Setelah mundur dari rencana sebelumnya, hari ini, 71 tahun yang lalu, rakyat Indonesia mewujudkan tekad bersama dalam memperingati kemerdekaannya. Lautan rakyat yang berbeda paham bersiap sedia bersatu membanjiri lapangan Ikada. Ancaman bayonet terhunus, senapan mesin, panser, dan tank tidak dapat menyurutkan semangat menggelora rakyat Indonesia yang tergambar dalam spanduk besar yang bertuliskan: "Kalaoe ada orang bertanya berapakah jumlah moe, maka jawablah kami satoe!”
Melihat situasi demikian, akhirnya presiden Sukarno tegas memutuskan menemui rakyat dan menyampaikan amanatnya, "(Tinggallah) Tenang dan Tenteram", yang merupakan pidato tersingkatnya tapi sanggup menyihir ratusan ribu rakyatnya kembali ke tempatnya masing-masing dengan teratur.
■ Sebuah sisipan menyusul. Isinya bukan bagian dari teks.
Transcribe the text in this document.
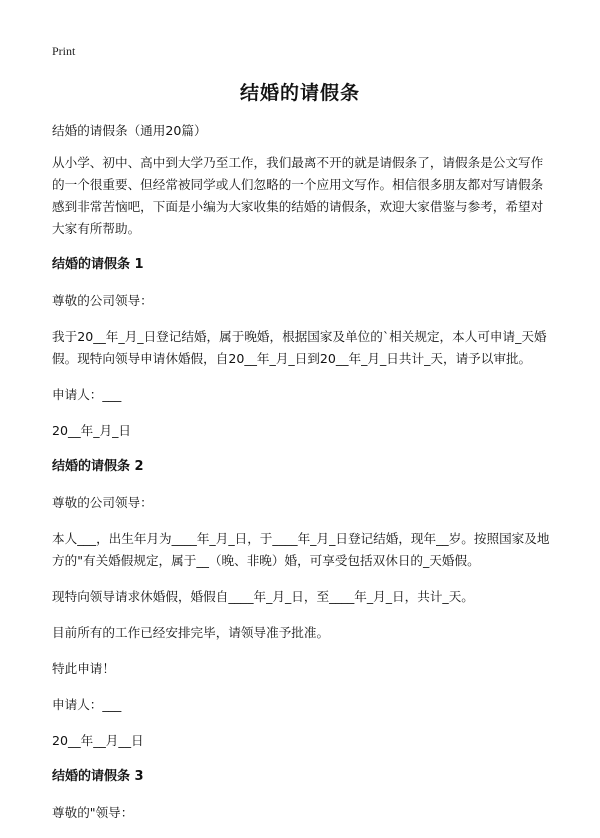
Print
结婚的请假条

结婚的请假条（通用20篇）

从小学、初中、高中到大学乃至工作，我们最离不开的就是请假条了，请假条是公文写作的一个很重要、但经常被同学或人们忽略的一个应用文写作。相信很多朋友都对写请假条感到非常苦恼吧，下面是小编为大家收集的结婚的请假条，欢迎大家借鉴与参考，希望对大家有所帮助。

结婚的请假条 1

尊敬的公司领导：

我于20__年_月_日登记结婚，属于晚婚，根据国家及单位的`相关规定，本人可申请_天婚假。现特向领导申请休婚假，自20__年_月_日到20__年_月_日共计_天，请予以审批。

申请人：___

20__年_月_日

结婚的请假条 2

尊敬的公司领导：

本人___，出生年月为____年_月_日，于____年_月_日登记结婚，现年__岁。按照国家及地方的"有关婚假规定，属于__（晚、非晚）婚，可享受包括双休日的_天婚假。

现特向领导请求休婚假，婚假自____年_月_日，至____年_月_日，共计_天。

目前所有的工作已经安排完毕，请领导准予批准。

特此申请！

申请人：___

20__年__月__日

结婚的请假条 3

尊敬的"领导：
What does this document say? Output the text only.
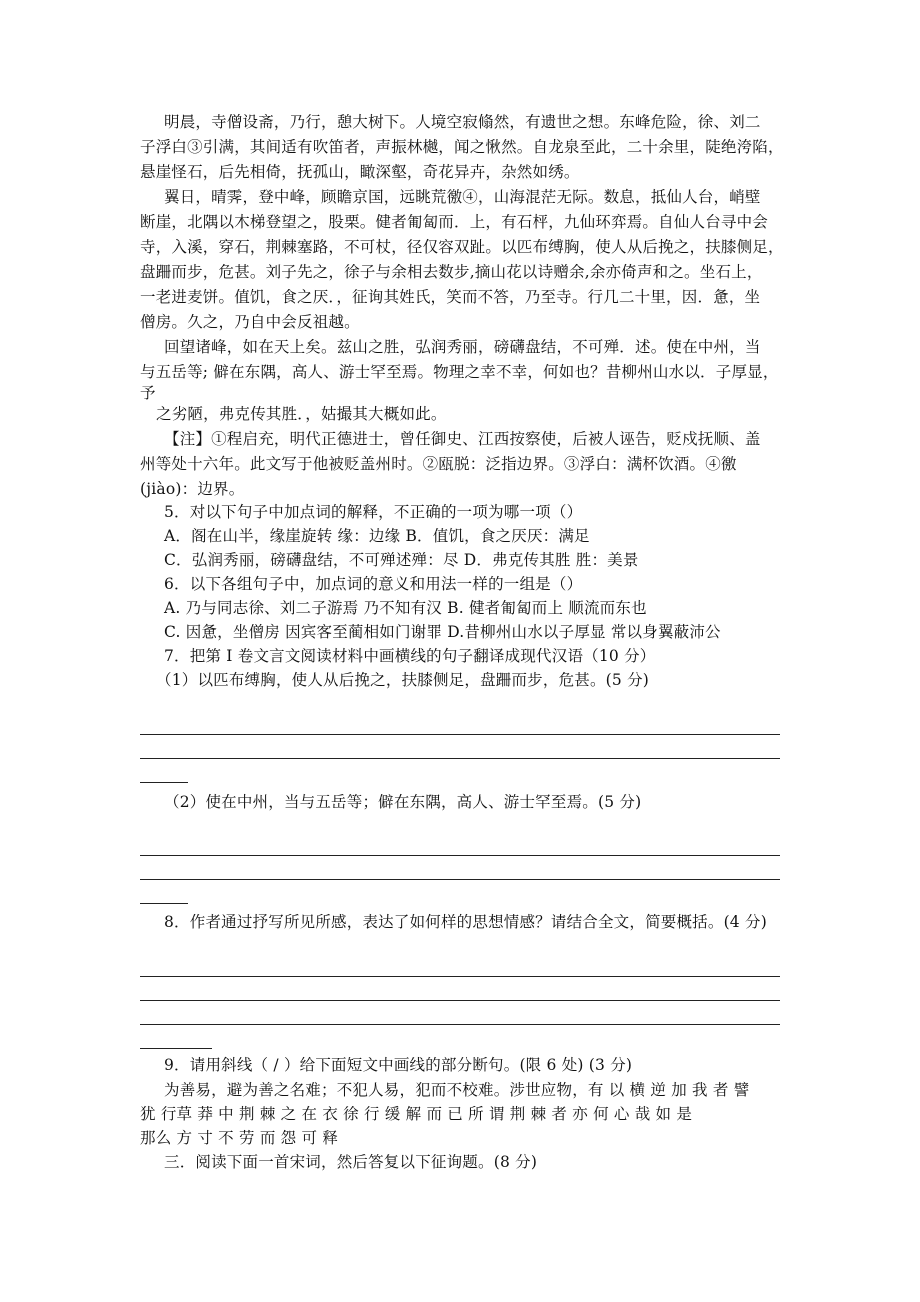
明晨，寺僧设斋，乃行，憩大树下。人境空寂翛然，有遗世之想。东峰危险，徐、刘二
子浮白③引满，其间适有吹笛者，声振林樾，闻之愀然。自龙泉至此，二十余里，陡绝洿陷，
悬崖怪石，后先相倚，抚孤山，瞰深壑，奇花异卉，杂然如绣。
翼日，晴霁，登中峰，顾瞻京国，远眺荒徼④，山海混茫无际。数息，抵仙人台，峭壁
断崖，北隅以木梯登望之，股栗。健者匍匐而．上，有石枰，九仙环弈焉。自仙人台寻中会
寺，入溪，穿石，荆棘塞路，不可杖，径仅容双趾。以匹布缚胸，使人从后挽之，扶膝侧足，
盘跚而步，危甚。刘子先之，徐子与余相去数步,摘山花以诗赠余,余亦倚声和之。坐石上，
一老进麦饼。值饥，食之厌．，征询其姓氏，笑而不答，乃至寺。行几二十里，因．惫，坐
僧房。久之，乃自中会反祖越。
回望诸峰，如在天上矣。兹山之胜，弘润秀丽，磅礴盘结，不可殚．述。使在中州，当
与五岳等; 僻在东隅，高人、游士罕至焉。物理之幸不幸，何如也？昔柳州山水以．子厚显，
予
之劣陋，弗克传其胜．，姑撮其大概如此。
【注】①程启充，明代正德进士，曾任御史、江西按察使，后被人诬告，贬戍抚顺、盖
州等处十六年。此文写于他被贬盖州时。②瓯脱：泛指边界。③浮白：满杯饮酒。④徼
(jiào)：边界。
5．对以下句子中加点词的解释，不正确的一项为哪一项（）
A．阁在山半，缘崖旋转 缘：边缘 B．值饥，食之厌厌：满足
C．弘润秀丽，磅礴盘结，不可殚述殚：尽 D．弗克传其胜 胜：美景
6．以下各组句子中，加点词的意义和用法一样的一组是（）
A. 乃与同志徐、刘二子游焉 乃不知有汉 B. 健者匍匐而上 顺流而东也
C. 因惫，坐僧房 因宾客至蔺相如门谢罪 D.昔柳州山水以子厚显 常以身翼蔽沛公
7．把第 I 卷文言文阅读材料中画横线的句子翻译成现代汉语（10 分）
（1）以匹布缚胸，使人从后挽之，扶膝侧足，盘跚而步，危甚。(5 分)
（2）使在中州，当与五岳等；僻在东隅，高人、游士罕至焉。(5 分)
8．作者通过抒写所见所感，表达了如何样的思想情感？请结合全文，简要概括。(4 分)
9．请用斜线（ / ）给下面短文中画线的部分断句。(限 6 处) (3 分)
为善易，避为善之名难；不犯人易，犯而不校难。涉世应物，有 以 横 逆 加 我 者 譬
犹 行草 莽 中 荆 棘 之 在 衣 徐 行 缓 解 而 已 所 谓 荆 棘 者 亦 何 心 哉 如 是
那么 方 寸 不 劳 而 怨 可 释
三．阅读下面一首宋词，然后答复以下征询题。(8 分)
Dari peristiwa Rapat Raksasa Ikada itu, sejarawan Rushdy Hoesein menyimpulkan bahwa rakyat Indonesia pada dasarnya mudah disatukan dalam langkah dan geraknya oleh kekuatan dari sebuah figur karismatik serta diarahkan dan dikendalikan untuk tujuan yang positif dengan syarat jangan mengecewakan mereka.
... Karena selalu kecewa, sekarang kita kehilangan itu semua, kita kembali memperjuangkan kepentingan masing-masing, sehingga kemudian kata "kita" itu menjadi "kami".